[Originally published Dec. 7, 2012.]

But when I lean over the chasm of myself—
it seems
my God is dark
and like a web: a hundred roots
silently drinking.
This is the ferment I grow out of.
— Rilke

William Deresiewicz:

Thinking well takes time: time for doubt, time for analysis and synthesis, time to let your intuition operate, time to have a second thought. The faster we write, the faster we respond (on Twitter or Facebook, in discussion threads or texts), the more superficial the level of consciousness we’re working from. We’re skimming the surface of our minds (which, like the surface of other things, is mostly foam and crud), forgoing reason, judgment, artistry, craft.
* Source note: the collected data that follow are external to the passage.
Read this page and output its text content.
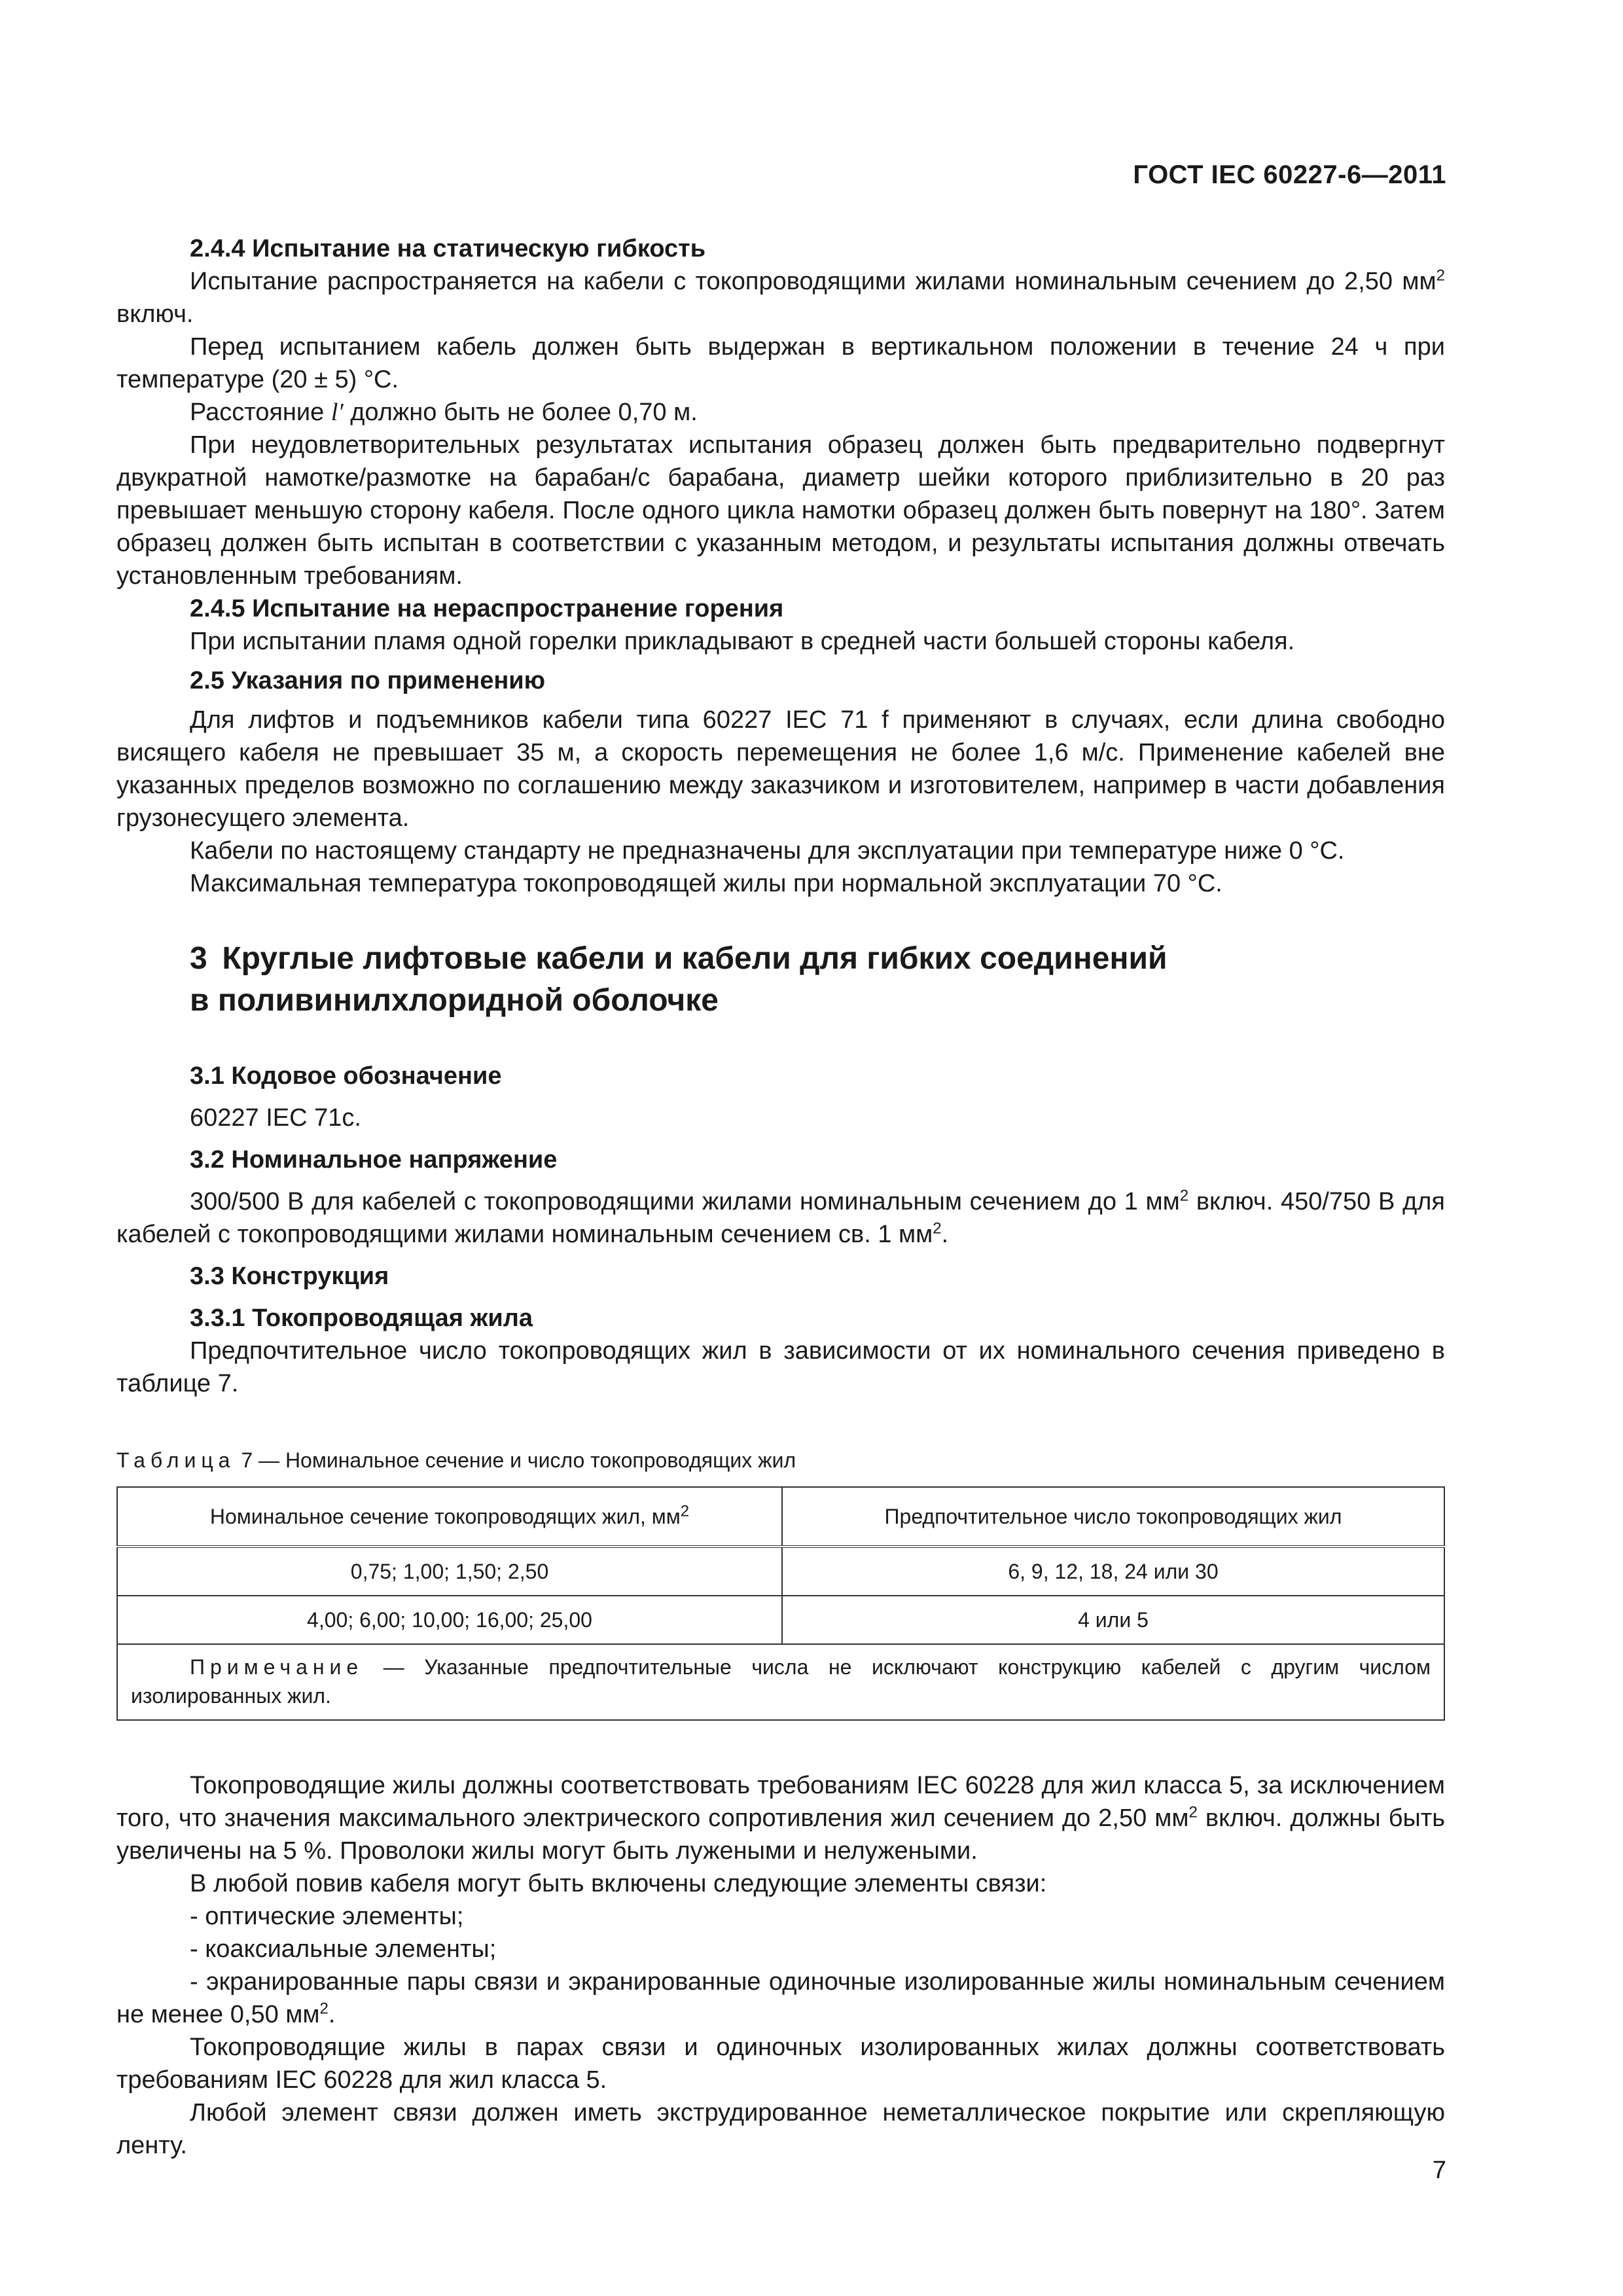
ГОСТ IEC 60227-6—2011
2.4.4 Испытание на статическую гибкость

Испытание распространяется на кабели с токопроводящими жилами номинальным сечением до 2,50 $мм^2$ включ.

Перед испытанием кабель должен быть выдержан в вертикальном положении в течение 24 ч при температуре (20 ± 5) °С.

Расстояние l′ должно быть не более 0,70 м.

При неудовлетворительных результатах испытания образец должен быть предварительно подвергнут двукратной намотке/размотке на барабан/с барабана, диаметр шейки которого приблизительно в 20 раз превышает меньшую сторону кабеля. После одного цикла намотки образец должен быть повернут на 180°. Затем образец должен быть испытан в соответствии с указанным методом, и результаты испытания должны отвечать установленным требованиям.

2.4.5 Испытание на нераспространение горения

При испытании пламя одной горелки прикладывают в средней части большей стороны кабеля.

2.5 Указания по применению

Для лифтов и подъемников кабели типа 60227 IEC 71 f применяют в случаях, если длина свободно висящего кабеля не превышает 35 м, а скорость перемещения не более 1,6 м/с. Применение кабелей вне указанных пределов возможно по соглашению между заказчиком и изготовителем, например в части добавления грузонесущего элемента.

Кабели по настоящему стандарту не предназначены для эксплуатации при температуре ниже 0 °С.

Максимальная температура токопроводящей жилы при нормальной эксплуатации 70 °С.

3 Круглые лифтовые кабели и кабели для гибких соединений
в поливинилхлоридной оболочке
3.1 Кодовое обозначение

60227 IEC 71c.

3.2 Номинальное напряжение

300/500 В для кабелей с токопроводящими жилами номинальным сечением до 1 $мм^2$ включ. 450/750 В для кабелей с токопроводящими жилами номинальным сечением св. 1 $мм^2$.

3.3 Конструкция
3.3.1 Токопроводящая жила

Предпочтительное число токопроводящих жил в зависимости от их номинального сечения приведено в таблице 7.

Таблица 7 — Номинальное сечение и число токопроводящих жил

Номинальное сечение токопроводящих жил, $мм^2$	Предпочтительное число токопроводящих жил
0,75; 1,00; 1,50; 2,50	6, 9, 12, 18, 24 или 30
4,00; 6,00; 10,00; 16,00; 25,00	4 или 5
Примечание — Указанные предпочтительные числа не исключают конструкцию кабелей с другим числом изолированных жил.	

Токопроводящие жилы должны соответствовать требованиям IEC 60228 для жил класса 5, за исключением того, что значения максимального электрического сопротивления жил сечением до 2,50 $мм^2$ включ. должны быть увеличены на 5 %. Проволоки жилы могут быть лужеными и нелужеными.

В любой повив кабеля могут быть включены следующие элементы связи:

- оптические элементы;

- коаксиальные элементы;

- экранированные пары связи и экранированные одиночные изолированные жилы номинальным сечением не менее 0,50 $мм^2$.

Токопроводящие жилы в парах связи и одиночных изолированных жилах должны соответствовать требованиям IEC 60228 для жил класса 5.

Любой элемент связи должен иметь экструдированное неметаллическое покрытие или скрепляющую ленту.

7
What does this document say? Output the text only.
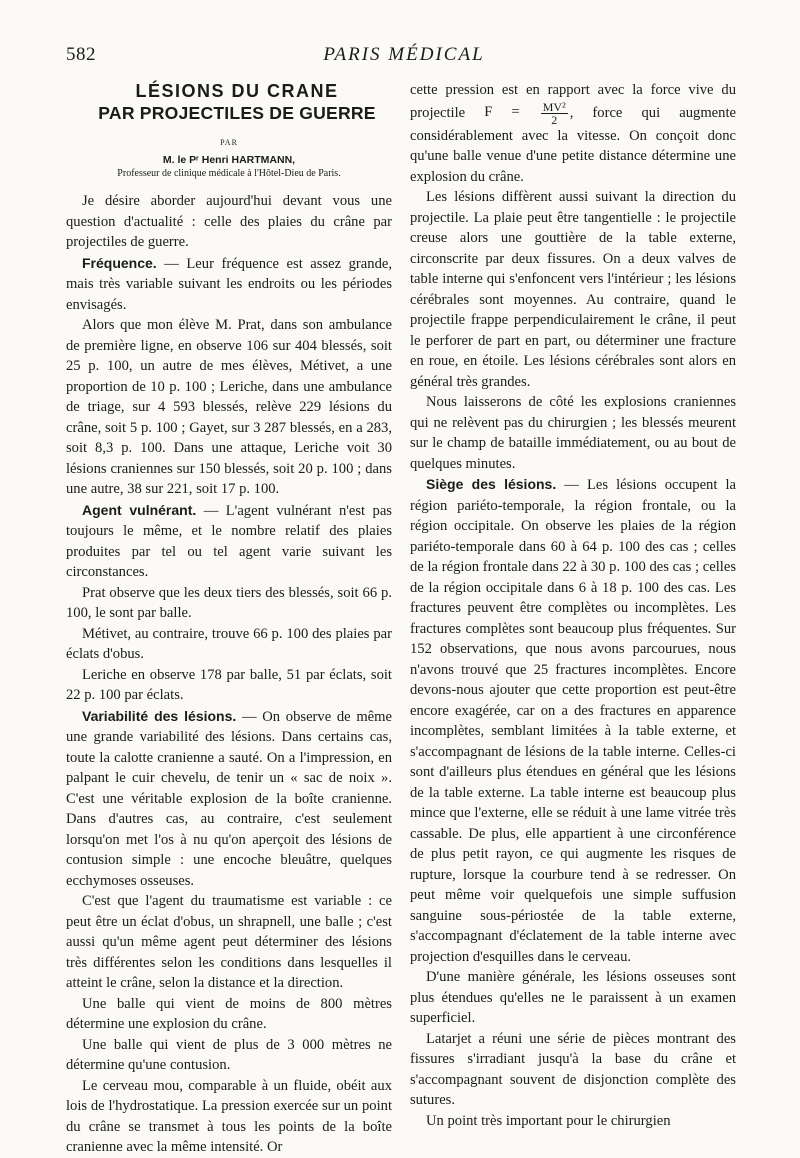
582	PARIS MÉDICAL

LÉSIONS DU CRANE

PAR PROJECTILES DE GUERRE

PAR
M. le Pʳ Henri HARTMANN,
Professeur de clinique médicale à l'Hôtel-Dieu de Paris.

Je désire aborder aujourd'hui devant vous une question d'actualité : celle des plaies du crâne par projectiles de guerre.

Fréquence. — Leur fréquence est assez grande, mais très variable suivant les endroits ou les périodes envisagés.

Alors que mon élève M. Prat, dans son ambulance de première ligne, en observe 106 sur 404 blessés, soit 25 p. 100, un autre de mes élèves, Métivet, a une proportion de 10 p. 100 ; Leriche, dans une ambulance de triage, sur 4 593 blessés, relève 229 lésions du crâne, soit 5 p. 100 ; Gayet, sur 3 287 blessés, en a 283, soit 8,3 p. 100. Dans une attaque, Leriche voit 30 lésions craniennes sur 150 blessés, soit 20 p. 100 ; dans une autre, 38 sur 221, soit 17 p. 100.

Agent vulnérant. — L'agent vulnérant n'est pas toujours le même, et le nombre relatif des plaies produites par tel ou tel agent varie suivant les circonstances.

Prat observe que les deux tiers des blessés, soit 66 p. 100, le sont par balle.

Métivet, au contraire, trouve 66 p. 100 des plaies par éclats d'obus.

Leriche en observe 178 par balle, 51 par éclats, soit 22 p. 100 par éclats.

Variabilité des lésions. — On observe de même une grande variabilité des lésions. Dans certains cas, toute la calotte cranienne a sauté. On a l'impression, en palpant le cuir chevelu, de tenir un « sac de noix ». C'est une véritable explosion de la boîte cranienne. Dans d'autres cas, au contraire, c'est seulement lorsqu'on met l'os à nu qu'on aperçoit des lésions de contusion simple : une encoche bleuâtre, quelques ecchymoses osseuses.

C'est que l'agent du traumatisme est variable : ce peut être un éclat d'obus, un shrapnell, une balle ; c'est aussi qu'un même agent peut déterminer des lésions très différentes selon les conditions dans lesquelles il atteint le crâne, selon la distance et la direction.

Une balle qui vient de moins de 800 mètres détermine une explosion du crâne.

Une balle qui vient de plus de 3 000 mètres ne détermine qu'une contusion.

Le cerveau mou, comparable à un fluide, obéit aux lois de l'hydrostatique. La pression exercée sur un point du crâne se transmet à tous les points de la boîte cranienne avec la même intensité. Or

cette pression est en rapport avec la force vive du projectile $F = \frac{\text{MV²}}{2}$ , force qui augmente considérablement avec la vitesse. On conçoit donc qu'une balle venue d'une petite distance détermine une explosion du crâne.

Les lésions diffèrent aussi suivant la direction du projectile. La plaie peut être tangentielle : le projectile creuse alors une gouttière de la table externe, circonscrite par deux fissures. On a deux valves de table interne qui s'enfoncent vers l'intérieur ; les lésions cérébrales sont moyennes. Au contraire, quand le projectile frappe perpendiculairement le crâne, il peut le perforer de part en part, ou déterminer une fracture en roue, en étoile. Les lésions cérébrales sont alors en général très grandes.

Nous laisserons de côté les explosions craniennes qui ne relèvent pas du chirurgien ; les blessés meurent sur le champ de bataille immédiatement, ou au bout de quelques minutes.

Siège des lésions. — Les lésions occupent la région pariéto-temporale, la région frontale, ou la région occipitale. On observe les plaies de la région pariéto-temporale dans 60 à 64 p. 100 des cas ; celles de la région frontale dans 22 à 30 p. 100 des cas ; celles de la région occipitale dans 6 à 18 p. 100 des cas. Les fractures peuvent être complètes ou incomplètes. Les fractures complètes sont beaucoup plus fréquentes. Sur 152 observations, que nous avons parcourues, nous n'avons trouvé que 25 fractures incomplètes. Encore devons-nous ajouter que cette proportion est peut-être encore exagérée, car on a des fractures en apparence incomplètes, semblant limitées à la table externe, et s'accompagnant de lésions de la table interne. Celles-ci sont d'ailleurs plus étendues en général que les lésions de la table externe. La table interne est beaucoup plus mince que l'externe, elle se réduit à une lame vitrée très cassable. De plus, elle appartient à une circonférence de plus petit rayon, ce qui augmente les risques de rupture, lorsque la courbure tend à se redresser. On peut même voir quelquefois une simple suffusion sanguine sous-périostée de la table externe, s'accompagnant d'éclatement de la table interne avec projection d'esquilles dans le cerveau.

D'une manière générale, les lésions osseuses sont plus étendues qu'elles ne le paraissent à un examen superficiel.

Latarjet a réuni une série de pièces montrant des fissures s'irradiant jusqu'à la base du crâne et s'accompagnant souvent de disjonction complète des sutures.

Un point très important pour le chirurgien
That is not the place from which the most intelligent forms of communication, the ones that used to play a larger role in our lives—novels, essays, serious journalism—originate. But it is the place our public discourse, and our private discourse, too, increasingly inhabits.

The Rilkean imagery appeals to me in this context: roots, darkness, silence, fermentation. The type of thought I find most worthwhile needs time to develop, and it can’t always be hurried along by conscious prodding. Those connective webs of understanding just seem to spontaneously emerge in the shadowed corners of our thought while our attention is elsewhere.

Complaints about the social web tend to take the form of curmudgeons lamenting the lack of spelling and grammar in text messages and tweets, but again, it’s a mistake to consider the spectacle of people spending every waking moment typing pidgin-English on their phones as a deformation of writing. What they’re doing is talking, in text. The problem is not that people in the last decade have suddenly gotten stupider and unable to learn basic writing skills; the problem is that those hours that used to be spent in solitude, where boredom or a mere lack of stress can come into play, are now filled with nonstop chattering. Those times when we used to find ourselves alone with nothing to do, when we might pick up a book out of curiosity, or when we would take a deep breath, relax, and stare out the window while letting our thoughts idly meander, or when we could just simply rest in that receptive state in which the seeds of new thoughts could begin putting down roots, in which the fragments of sensory stimulation acquired throughout the day, unimportant in themselves, could decay into organic material to serve as nourishment for those more substantial thoughts; those times, for a variety of reasons, are becoming more rare.

The rootless, constantly-in-motion nature of activity on the social web only puts me in mind of tumbleweeds rolling across sun-baked clay.